Never Say Never: Why Live Streaming Snub Could Cost Netflix
“Never, never, never” will Netflix follow its competitors. That was the response CEO Reed Hastings gave when asked about the company’s plans to stream live sporting events. With Amazon Prime announcing that it is exploring the possibility of streaming Premier League soccer and NFL games, Hastings has given his take on the market. In an April 2018 presentation at the new Netflix HQ, Hastings essentially quashed the idea that live streaming of any kind would be coming to the platform in the near future.
“We have so much we want to do in our area, so we’re not trying to copy others, whether that’s linear cable, there’s lots of things we don’t do. We don’t do [live] news, we don’t do [live] sports. But what we do, we try to do really well,” Hastings told attendees at the Hollywood conference.
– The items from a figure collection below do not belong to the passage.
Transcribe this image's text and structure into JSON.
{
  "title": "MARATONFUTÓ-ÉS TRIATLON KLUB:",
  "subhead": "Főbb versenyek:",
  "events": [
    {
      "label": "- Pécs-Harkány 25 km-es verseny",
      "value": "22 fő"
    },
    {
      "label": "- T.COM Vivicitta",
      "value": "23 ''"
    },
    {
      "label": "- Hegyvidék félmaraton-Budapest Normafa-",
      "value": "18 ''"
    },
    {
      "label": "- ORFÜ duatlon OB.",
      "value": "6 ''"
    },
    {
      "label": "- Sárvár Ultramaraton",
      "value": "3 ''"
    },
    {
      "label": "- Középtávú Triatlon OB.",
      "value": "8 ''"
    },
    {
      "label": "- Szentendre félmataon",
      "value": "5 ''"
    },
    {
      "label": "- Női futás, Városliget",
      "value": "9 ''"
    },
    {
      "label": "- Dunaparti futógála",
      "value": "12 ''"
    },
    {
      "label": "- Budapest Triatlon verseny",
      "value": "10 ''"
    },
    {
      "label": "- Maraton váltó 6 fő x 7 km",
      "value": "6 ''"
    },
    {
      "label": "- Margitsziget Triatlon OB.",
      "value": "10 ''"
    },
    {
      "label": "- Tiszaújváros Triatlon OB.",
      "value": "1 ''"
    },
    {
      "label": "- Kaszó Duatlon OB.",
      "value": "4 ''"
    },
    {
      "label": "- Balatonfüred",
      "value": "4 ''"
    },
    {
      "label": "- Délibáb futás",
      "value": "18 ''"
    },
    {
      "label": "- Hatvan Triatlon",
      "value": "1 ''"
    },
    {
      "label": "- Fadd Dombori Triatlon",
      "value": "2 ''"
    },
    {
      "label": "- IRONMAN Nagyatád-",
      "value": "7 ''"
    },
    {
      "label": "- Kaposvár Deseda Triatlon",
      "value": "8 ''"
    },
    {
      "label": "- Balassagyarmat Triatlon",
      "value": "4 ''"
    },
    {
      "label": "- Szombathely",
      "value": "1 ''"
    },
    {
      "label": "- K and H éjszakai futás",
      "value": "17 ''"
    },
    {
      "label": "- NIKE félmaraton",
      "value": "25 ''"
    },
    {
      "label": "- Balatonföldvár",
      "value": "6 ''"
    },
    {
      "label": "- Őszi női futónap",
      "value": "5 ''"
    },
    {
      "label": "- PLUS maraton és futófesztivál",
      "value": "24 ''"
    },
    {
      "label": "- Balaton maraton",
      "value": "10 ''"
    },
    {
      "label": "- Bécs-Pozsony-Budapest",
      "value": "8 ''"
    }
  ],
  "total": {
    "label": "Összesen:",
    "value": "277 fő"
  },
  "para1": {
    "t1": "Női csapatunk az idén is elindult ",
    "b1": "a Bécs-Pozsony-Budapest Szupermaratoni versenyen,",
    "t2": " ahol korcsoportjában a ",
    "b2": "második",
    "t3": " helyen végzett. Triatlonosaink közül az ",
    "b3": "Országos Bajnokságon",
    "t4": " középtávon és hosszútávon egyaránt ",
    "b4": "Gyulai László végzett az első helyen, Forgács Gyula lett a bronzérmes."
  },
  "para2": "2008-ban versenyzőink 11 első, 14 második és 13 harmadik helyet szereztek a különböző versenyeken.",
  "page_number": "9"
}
The Live Streaming Revolution
While there’s no doubt Netflix is doing okay without live streaming, the technology is clearly something that appeals to its core demographic. Everywhere you look at the moment, it seems that live, real-time action is all the rage. In the social media realm, Facebook Live, YouTube Live and smaller platforms such as Periscope are all capable of turning individuals into stars. The same is true of Twitch. Currently attracting upwards of 100 million active users each month, the site essentially made gaming into a form of entertainment.
Piggybacking off the success of Twitch, casino developers have also embraced live streaming technology. By combining webcams with RFID chips, modern online casino sites can offer live blackjack, roulette and more. In fact, what’s interesting about these games is that it’s an interactive experience. Instead of similar watching a live broadcast, players can participate in the action. This is something that could shape the future of live streaming. In 2017, Twitch announced the release of its “extensions” add-on.
Interactive Streams Open Up New Possibilities
Aimed at developers, Twitch Extensions has become a place where streamers are creating ways to make channels more interactive. From polls and surveys to competitions and smart click maps, streams are now becoming more than a passive form of entertainment. When you consider these trends and the advent of sports streams on platforms such as Amazon Prime, things start to get interesting. Having the ability to change the camera angles on demand, pull up live statistics and more could all be possible if online streaming becomes big business.
Netflix may have its reasons for not wanting to enter the sports streaming arena, but the trends suggest it could be missing out on some huge opportunities. With a user base of 125 million subscribers, the company clearly has the followers and resources to push live streaming technology to its limits. Interactive elements are clearly the next step in the evolutionary chain, but when you start to consider thing such as augmented and virtual reality, a myriad of new possibilities open themselves up. Has Netflix fumbled the ball on this one? Only time will tell, but there’s no doubt live streaming is an innovation that’s not going away anytime soon.